「尊大な中国」を国際社会にアピールする機会になる
裁判の期間についてライクラ―氏はWSJに、双方の言い分が対立している場合は3~5年を要するだろうと語った。仮に中国が訴訟に敗れた場合でも、知らん顔を決め込み着々と実効支配を進める可能性は否定できない。だがこれまでの国際裁判では95%以上の割合で、当事国が裁定に従ってきたという。仲裁裁判所の判断を無視すれば、国際社会から不信が高まる。中国といえども、そう簡単に国際ルールを踏みにじれないだろうとの計算だ。
首都マニラ郊外に住む30代のフィリピン人男性はJ-CASTニュースの取材に、「今回の提訴は、中国に対する抗議の象徴的な姿勢」と政府の方針を評価した。軍事力や経済力では中国が圧倒し、このまま南シナ海の島々への影響力を強化されれば訴訟に勝っても実質的には得るものがない。それでも勝訴により、道徳的に有利に立てることには意義を見いだす。
米の敏腕法律家が「チーム・フィリピン」を率いる点について、「フィリピンの人々は支持していると思いますが、それほど大きなニュースになっているわけではありません」。裁判の行方が、中国の海洋政策に大きな影響を与えないだろうと人々は少々悲観的にとらえているようだ。半面「国際社会に向けて、中国がいかに尊大で、弱者をいじめるような存在かをアピールする機会にはなるでしょう」と話した。

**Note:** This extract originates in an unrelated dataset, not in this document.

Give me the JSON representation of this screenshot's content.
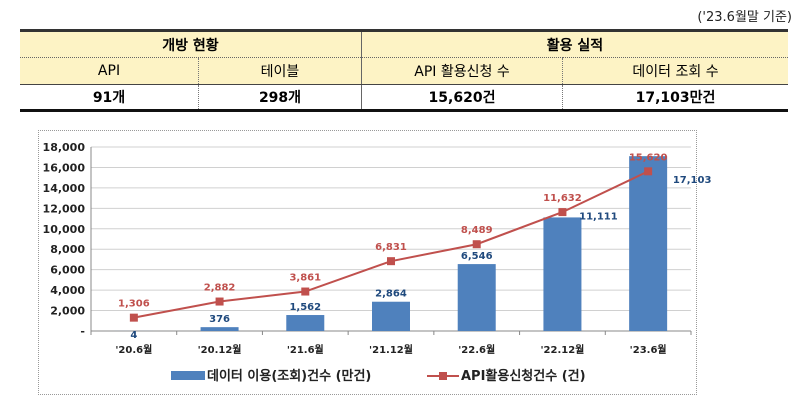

英フィナンシャルタイムズ電子版は2013年5月29日付の記事で、フィリピンの対中訴訟を「勇敢か、それとも向こう見ずか」と紹介した。記事の終盤では、尖閣諸島(沖縄県)を巡って中国と対立を続ける日本をはじめ、類似の問題を抱えるインドネシアとベトナムを名指しして、「フィリピンのように、仲裁裁判所を通じて自己の立場を主張するだけの勇敢さを持ち合わせていないのは情けない」と皮肉交じりに論じている。